Gemcitabine plus best supportive care (BSC) vs BSC in inoperable non-small cell lung cancer--a randomized trial with quality of life as the primary outcome. UK NSCLC Gemcitabine Group. Non-Small Cell Lung Cancer.

Three hundred patients with symptomatic, locally advanced or metastatic NSCLC not requiring immediate radiotherapy were enrolled into this randomized multicentre trial comparing gemcitabine + BSC vs BSC alone. Patients allocated gemcitabine received 1000 mg/m2 on days 1, 8 and 15 of a 28-day cycle, for a maximum of six cycles. The main aim of this trial was to compare patient assessment of a predefined subset of commonly reported symptoms (SS14) from the EORTC QLQ-C30 and LC13 scales. The primary end-points were defined as (1) the percentage change in mean SS14 score between baseline and 2 months and (2) the proportion of patients with a marked (> or = 25%) improvement in SS14 score between baseline and 2 months sustained for > or =4 weeks. The secondary objectives were to compare treatments with respect to overall survival, and multidimensional QL parameters.
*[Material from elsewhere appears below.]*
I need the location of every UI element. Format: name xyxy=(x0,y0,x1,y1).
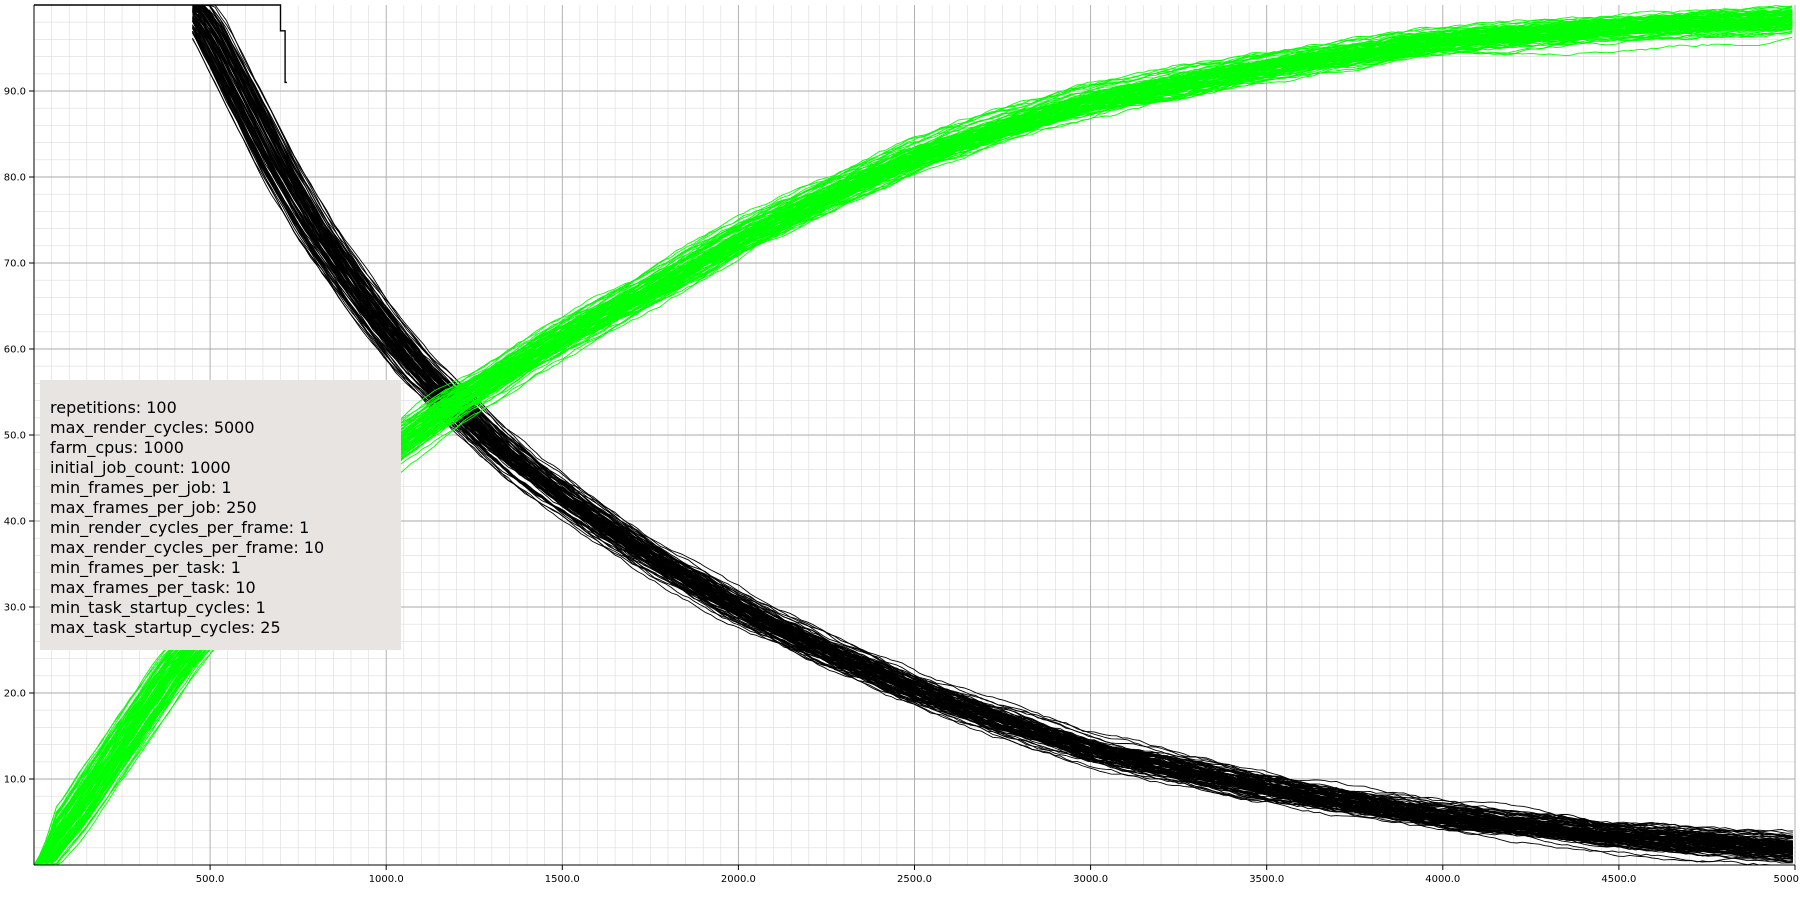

The treatment groups were balanced with regard to age, gender, Karnofsky performance status (KPS) and disease stage (40% had metastatic disease). The percentage change in mean SS14 score from baseline to 2 months was a 10% decrease (i.e. improvement) for gemcitabine plus BSC and a 1% increase (i.e. deterioration) for BSC alone (P = 0.113, two-sample t-test). A sustained (> or = 4 weeks) improvement (> or =25%) on SS14 was recorded in a significantly higher proportion of gemcitabine + BSC patients (22%) than in BSC alone patients (9%) (P = 0.0014, Pearson's chi-squared test). The QLQ-C30 and L13 subscales showed greater improvement in the gemcitabine plus BSC arm (in 11 domains) than in the BSC arm (one symptom item). There was greater deterioration in the BSC alone arm (six domains/items) than in the gemcitabine + BSC arm (three QL domains). Tumour response occurred in 19% (95% CI 13-27) of gemcitabine patients. There was no difference in overall survival: median 5.7 months (95% CI 4.6-7.6) for gemcitabine + BSC patients and 5.9 months (95% CI 5.0-7.9) (log-rank, P = 0.84) for BSC patients, and 1 -year survival was 25% for gemcitabine + BSC and 22% for BSC. Overall, 74 (49%) gemcitabine + BSC patients and 119 (79%) BSC patients received palliative radiotherapy. The median time to radiotherapy was 29 weeks for gemcitabine + BSC patients and 3.8 weeks for BSC. Patients treated with gemcitabine + BSC reported better QL and reduced disease-related symptoms compared with those receiving BSC alone. These improvements in patient-assessed QL were significant in magnitude and were sustained.